Gira questa voce divertentissima secondo la quale la Paramount ha licenziato Stephen Sommers, sollevandolo dalla regia di G.I. Joe.
Credo sia davvero raro che succeda un macello simile a un film di tale budget, nel bel mezzo della campagna promozionale e a così poco tempo dall’uscita prevista (7 agosto). È una mossa assurda che denota una situazione di panico allarmante, e una totale mancanza di stile. Un po’ come licenziare l’allenatore a due partite dalla fine del campionato.
Ma cos’è successo esattamente?
Stando a fonti di cui consigliano di fidarsi, a Stephen Sommers – vai a sapere perché – è stata data carta bianca, e ci è venuto fuori qualcosa di impresentabile. Ma molto impresentabile. Talmente impresentabile che, a quanto pare, i primi test screening hanno ottenuto i peggiori punteggi nella storia della Paramount. Quindi sì, peggio di Van Helsing (stento anch’io a crederlo). Roba da far rizzare i capelli. Per cui Stephen è stato licenziato in tronco e tenuto fuori dalla sala montaggio, dove tutt’ora Stuart Baird (montatore di Casino Royale e di quasi tutti i film di Richard Donner) sta riparando il riparabile.

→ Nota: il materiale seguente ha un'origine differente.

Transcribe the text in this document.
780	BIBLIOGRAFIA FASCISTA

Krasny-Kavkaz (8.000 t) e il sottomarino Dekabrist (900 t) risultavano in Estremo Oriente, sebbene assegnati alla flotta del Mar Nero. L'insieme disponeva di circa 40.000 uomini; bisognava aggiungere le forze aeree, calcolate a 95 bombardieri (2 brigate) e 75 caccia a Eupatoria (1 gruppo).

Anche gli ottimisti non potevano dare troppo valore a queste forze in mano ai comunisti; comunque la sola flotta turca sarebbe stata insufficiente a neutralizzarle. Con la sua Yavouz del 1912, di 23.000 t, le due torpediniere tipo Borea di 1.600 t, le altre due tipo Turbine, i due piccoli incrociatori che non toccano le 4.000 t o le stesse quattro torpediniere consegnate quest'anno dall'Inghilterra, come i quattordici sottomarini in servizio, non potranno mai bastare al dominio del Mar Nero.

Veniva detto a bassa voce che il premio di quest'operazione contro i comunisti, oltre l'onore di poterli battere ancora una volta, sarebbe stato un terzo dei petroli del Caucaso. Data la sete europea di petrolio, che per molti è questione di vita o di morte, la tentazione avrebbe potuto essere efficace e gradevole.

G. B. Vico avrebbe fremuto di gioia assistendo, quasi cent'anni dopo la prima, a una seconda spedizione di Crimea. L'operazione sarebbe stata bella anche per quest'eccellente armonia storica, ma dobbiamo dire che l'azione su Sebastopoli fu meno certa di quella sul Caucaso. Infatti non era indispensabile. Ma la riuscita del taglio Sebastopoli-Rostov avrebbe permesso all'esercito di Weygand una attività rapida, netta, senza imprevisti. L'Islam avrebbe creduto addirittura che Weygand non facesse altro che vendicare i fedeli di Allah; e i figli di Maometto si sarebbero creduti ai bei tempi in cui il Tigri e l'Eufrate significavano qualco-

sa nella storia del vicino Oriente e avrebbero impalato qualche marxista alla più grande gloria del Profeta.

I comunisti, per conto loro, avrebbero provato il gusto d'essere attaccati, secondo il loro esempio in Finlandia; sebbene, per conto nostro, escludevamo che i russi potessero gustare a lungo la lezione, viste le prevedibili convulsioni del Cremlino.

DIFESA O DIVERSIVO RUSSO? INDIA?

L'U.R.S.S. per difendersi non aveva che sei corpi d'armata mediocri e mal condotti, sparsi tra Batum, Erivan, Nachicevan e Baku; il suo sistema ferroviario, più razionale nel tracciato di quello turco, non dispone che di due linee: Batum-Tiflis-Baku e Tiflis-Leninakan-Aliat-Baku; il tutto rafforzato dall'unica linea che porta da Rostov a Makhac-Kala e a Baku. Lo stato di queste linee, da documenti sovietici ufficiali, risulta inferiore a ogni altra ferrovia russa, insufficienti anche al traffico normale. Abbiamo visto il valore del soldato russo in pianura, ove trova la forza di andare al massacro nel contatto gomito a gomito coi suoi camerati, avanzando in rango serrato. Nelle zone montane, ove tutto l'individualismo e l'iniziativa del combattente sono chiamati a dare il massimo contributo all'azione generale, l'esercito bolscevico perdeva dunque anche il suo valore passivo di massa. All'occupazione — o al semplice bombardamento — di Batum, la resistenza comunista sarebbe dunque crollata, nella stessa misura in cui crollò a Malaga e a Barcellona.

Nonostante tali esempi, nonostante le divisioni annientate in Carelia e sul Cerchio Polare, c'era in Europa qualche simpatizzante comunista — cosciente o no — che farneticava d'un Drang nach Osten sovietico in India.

Prima di pubblicare questa cosa ho aspettato che uscisse la smentita ufficiale, e prontamente Lorenzo Di Bonaventura (colui che ha dato carta bianca a Sommers, e a quanto pare pure lui ora esonerato dall’incarico) ha fatto sapere che “sono tutte calunnie, il film ha dato ottimi risultati ai test“, non citando la situazione precisa di Sommers e non convincendo nemmeno suo nipote di 8 anni. Quindi insomma, via libera alle risate.
Ora gli studios ovviamente vorranno negare, tenere tutto il più possibile sotto silenzio e salvare il salvabile, o si prospetta un tonfo al botteghino di quelli memorabili. Ma è il tipo di storia a cui oramai crederò ciecamente fino a quando non mi mostreranno un filmato in tempo reale di Sommers che finisce di montare il film e lo consegna di persona al cinema dove proiettano la prima.
Detto questo, noi dei 400 calci stiamo organizzando una petizione affinché in sala esca la versione di Sommers che ha fatto il primo test, che se è rimasto un solo motivo per andare a vedere questo film è per ridergli dietro in libertà.
Firmate nei commenti, e godetevi il trailer:

Povero Collo, poteva essere il suo momento di gloria.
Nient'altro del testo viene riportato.